Liderlik Bir Ruh Halidir

Liderlik Bir Ruh Halidir

Kafanızı kaldırıp, dünyanın dört bir yanındaki liderlere baktığınızda, onların tıpkı çocuklar gibi meraklı insanlar olduklarını, sürekli yeni bir şeyler öğrenmek istediklerini fark ediyorsunuz. Öğreti yoktur liderlikte, herşeyden önce öğreni vardır. Sorumluluklarına ve projelerine, tutku ile yaklaşımları vardır, kendilerinin ve diğerlerinin yaşamlarında her zaman bir anlam, bir güzellik yaratma heyecanları vardır.

Bugünün, neredeyse her gün değişen teknoloji ve iletişim ortamlarında markaların, organizasyonların daha etkin yönetimi için güçlü yönetim modellerine ve bunu ortaya koyan liderlere daha fazla ihtiyaç duyulduğu aşikardır. Organizasyonlarda, bireysel yetkinlikler olmadan örgütsel yetkinliği sağlamak olanaksızdır. Günümüzde, hangi endüstride olursanız olun, yönetsel pozisyonları icra edebilmek adına, teknik becerilerin çok üstünde yönetsel beceriler gerekmektedir. Bu yönetsel becerilerin başında, ekosisteminizde bulunan insanları görünen görünmeyen çok sayıdaki engeli aşarak, hedeflerine ulaşabilmelerini ve yaşadıkları süreçten mutlu olmalarını sağlayacak liderlik becerileri gelir.

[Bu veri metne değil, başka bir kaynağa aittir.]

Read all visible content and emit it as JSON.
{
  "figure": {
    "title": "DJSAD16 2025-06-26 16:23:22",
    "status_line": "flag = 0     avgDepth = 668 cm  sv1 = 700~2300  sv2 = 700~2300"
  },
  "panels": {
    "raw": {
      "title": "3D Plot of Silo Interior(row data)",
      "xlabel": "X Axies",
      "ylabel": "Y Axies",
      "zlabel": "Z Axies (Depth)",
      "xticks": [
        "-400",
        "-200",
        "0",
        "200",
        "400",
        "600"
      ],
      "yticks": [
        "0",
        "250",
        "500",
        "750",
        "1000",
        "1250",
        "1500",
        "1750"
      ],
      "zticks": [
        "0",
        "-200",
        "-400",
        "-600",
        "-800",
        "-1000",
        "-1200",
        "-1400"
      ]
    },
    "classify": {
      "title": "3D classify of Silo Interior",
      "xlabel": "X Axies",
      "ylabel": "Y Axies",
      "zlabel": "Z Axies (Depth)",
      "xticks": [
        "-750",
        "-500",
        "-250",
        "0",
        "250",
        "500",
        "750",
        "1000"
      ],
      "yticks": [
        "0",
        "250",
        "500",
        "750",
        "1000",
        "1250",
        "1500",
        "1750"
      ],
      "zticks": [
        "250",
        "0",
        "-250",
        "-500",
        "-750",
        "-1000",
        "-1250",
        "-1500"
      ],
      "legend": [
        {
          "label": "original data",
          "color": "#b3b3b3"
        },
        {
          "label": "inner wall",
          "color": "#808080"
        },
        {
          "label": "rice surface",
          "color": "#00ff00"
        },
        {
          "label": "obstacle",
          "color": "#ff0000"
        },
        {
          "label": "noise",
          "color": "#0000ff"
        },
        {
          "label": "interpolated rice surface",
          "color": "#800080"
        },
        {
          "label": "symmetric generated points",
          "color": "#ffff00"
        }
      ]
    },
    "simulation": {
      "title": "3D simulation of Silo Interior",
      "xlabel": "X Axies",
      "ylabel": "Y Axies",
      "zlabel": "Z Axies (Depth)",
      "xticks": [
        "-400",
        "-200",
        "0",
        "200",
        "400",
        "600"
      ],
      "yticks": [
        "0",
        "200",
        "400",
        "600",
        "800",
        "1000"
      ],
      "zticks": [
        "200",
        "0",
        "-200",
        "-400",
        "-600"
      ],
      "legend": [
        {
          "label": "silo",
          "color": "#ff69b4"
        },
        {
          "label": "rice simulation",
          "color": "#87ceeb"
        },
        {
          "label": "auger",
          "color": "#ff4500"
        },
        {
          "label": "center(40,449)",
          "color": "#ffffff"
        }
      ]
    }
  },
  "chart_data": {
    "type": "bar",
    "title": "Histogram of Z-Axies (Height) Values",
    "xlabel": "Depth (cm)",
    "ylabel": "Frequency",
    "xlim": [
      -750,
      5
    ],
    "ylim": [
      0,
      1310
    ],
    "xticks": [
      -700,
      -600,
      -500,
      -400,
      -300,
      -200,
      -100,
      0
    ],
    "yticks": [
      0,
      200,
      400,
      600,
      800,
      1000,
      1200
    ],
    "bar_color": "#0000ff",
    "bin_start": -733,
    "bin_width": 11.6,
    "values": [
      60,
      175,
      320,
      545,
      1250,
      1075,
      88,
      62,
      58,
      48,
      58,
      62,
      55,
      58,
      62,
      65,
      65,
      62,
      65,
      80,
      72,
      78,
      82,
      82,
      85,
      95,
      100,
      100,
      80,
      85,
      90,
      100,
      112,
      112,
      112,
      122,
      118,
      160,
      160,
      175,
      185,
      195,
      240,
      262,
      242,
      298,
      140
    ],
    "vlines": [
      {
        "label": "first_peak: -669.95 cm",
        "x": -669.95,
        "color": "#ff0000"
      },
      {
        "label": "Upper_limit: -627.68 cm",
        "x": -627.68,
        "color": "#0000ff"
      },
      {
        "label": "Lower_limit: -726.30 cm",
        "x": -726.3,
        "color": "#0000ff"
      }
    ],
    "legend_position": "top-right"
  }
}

Böylesine bir liderlik becerisi, moral bozucu, motivasyon düşürücü, caydırıcı ve benzeri çok sayıda gücü bertaraf ederek insanların anlamlı hedefler için bir araya gelmelerini sağlar. Kısacası liderlik dediğimiz şey, bulunduğumuz sistemlerin her anlamda gelişimini engelleyici yönde değil, bilakis destekleyici yönde ileriye doğru adımlar atmasını sağlayabilmektir.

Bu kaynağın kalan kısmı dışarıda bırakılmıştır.